Featured Museum Artifacts

- Aztalan Collection
- Aztalan is the largest and most significant archaeological site in the State of Wisconsin. Located on the Crawfish River in south-central Wisconsin, it is near the town of Lake Mills, about fifty miles west of the City of Milwaukee.

- Bandolier Bag Collection
- Bandolier bags are large, heavily beaded pouches with a slit at the top. They have a beaded strap worn diagonally over the shoulder, thus resting the bag at hip level. The design is created using glass beads, a European trade good that replaced the traditional porcupine quills. The bags themselves are typically constructed from trade cloth, such as cotton, wool, velvet, or leather.

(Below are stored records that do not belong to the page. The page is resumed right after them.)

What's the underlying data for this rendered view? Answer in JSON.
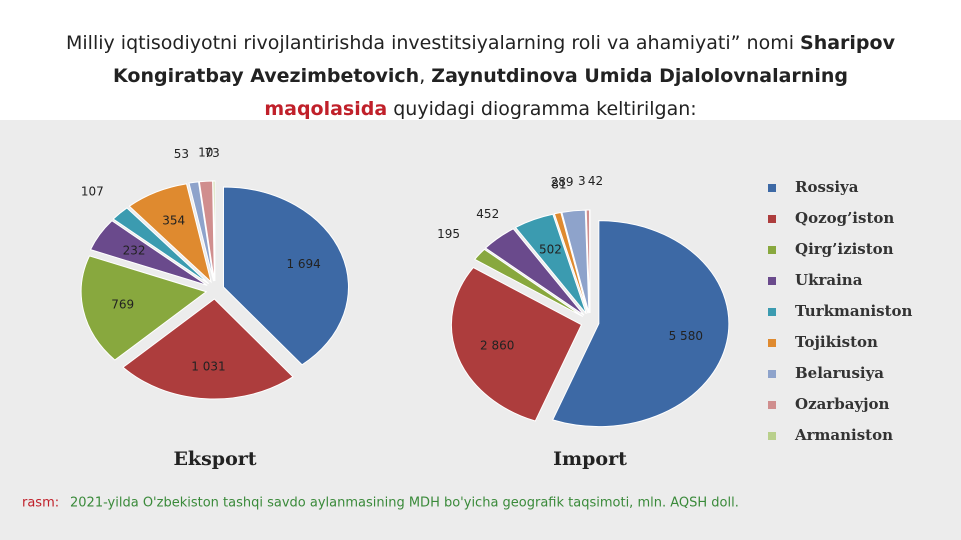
{
  "heading": [
    {
      "text": "Milliy iqtisodiyotni rivojlantirishda investitsiyalarning roli va ahamiyati” nomi ",
      "bold": false
    },
    {
      "text": "Sharipov Kongiratbay Avezimbetovich",
      "bold": true
    },
    {
      "text": ", ",
      "bold": false
    },
    {
      "text": "Zaynutdinova Umida Djalolovnalarning",
      "bold": true
    },
    {
      "text": " ",
      "bold": false
    },
    {
      "text": "maqolasida",
      "bold": true,
      "color": "#c0202a"
    },
    {
      "text": " quyidagi diogramma keltirilgan:",
      "bold": false
    }
  ],
  "caption": {
    "label": "rasm:",
    "text": "2021-yilda O'zbekiston tashqi savdo aylanmasining MDH bo'yicha geografik taqsimoti, mln. AQSH doll."
  },
  "chart_data": {
    "type": "pie",
    "categories": [
      "Rossiya",
      "Qozog’iston",
      "Qirg’iziston",
      "Ukraina",
      "Turkmaniston",
      "Tojikiston",
      "Belarusiya",
      "Ozarbayjon",
      "Armaniston"
    ],
    "colors": [
      "#3d69a5",
      "#ad3d3d",
      "#88a83e",
      "#6a4a8c",
      "#3b9bb0",
      "#df8a2f",
      "#8ea3cb",
      "#d08e8e",
      "#b9d08c"
    ],
    "series": [
      {
        "name": "Eksport",
        "values": [
          1694,
          1031,
          769,
          232,
          107,
          354,
          53,
          73,
          10
        ],
        "value_labels": [
          "1 694",
          "1 031",
          "769",
          "232",
          "107",
          "354",
          "53",
          "73",
          "10"
        ]
      },
      {
        "name": "Import",
        "values": [
          5580,
          2860,
          195,
          452,
          502,
          81,
          289,
          42,
          3
        ],
        "value_labels": [
          "5 580",
          "2 860",
          "195",
          "452",
          "502",
          "81",
          "289",
          "42",
          "3"
        ]
      }
    ]
  }
}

- Cudahy-Massee Expedition
- The Cudahy-Massee Expedition was the brainchild of Milwaukee Public Museum director, Dr. Samuel A. Barrett. Barrett wished to broaden the museum's collections and help foster understanding about life in, what was at the time, British East Africa.

- Iranian Ceramics
- The Iranian collection at the Milwaukee Public Museum consists of over 300 artifacts spanning more than 6,000 years of history, from the fourth millennium B.C. to the early 19th century.

- Mambilla Collections
- The Mambila (Mambilla) are an agricultural people living on a plateau straddling the Cameroon/Nigerian border in Africa. The Milwaukee Public Museum is proud to be the caretaker for the Mambila collection, the largest outside of West Africa.

- Sumner W. Matteson Collection
- From 1898 to 1908 Matteson crisscrossed North America taking photographs. Primarily a photojournalist, Matteson charmed his way into other people's work places and social celebrations. He photographed the elusive Ute Indians, the cliff dwellings of Mesa Verde, and the life and rites of Pueblo Indians in New Mexico and Arizona. In Mexico he photographed old churches, Peons, ruins, and fiestas. He toured the Pacific Coast from San Francisco north to Seattle and Vancouver photographing fishermen and loggers.

- The Lacandon Collection
- The Lacandon are an indigenous Maya-speaking people, numbering between 300 and 500 individuals, who live in the Mexican state of Chiapas. The Milwaukee Public Museum has a representative collection of Lacandon material culture totaling 113 objects and numerous photographs. Peter Thornquist collected the majority of the artifacts while visiting a Lacandon village in Metzabok, Mexico in 1979.

- The Ledger Art Collection
- Plains ledger art was a means of historical representation for the Indian peoples of the Great Plains during the late 19th and early 20th centuries. Although the Plains Indians had no written language, they did have a long tradition of preserving oral histories pictorially.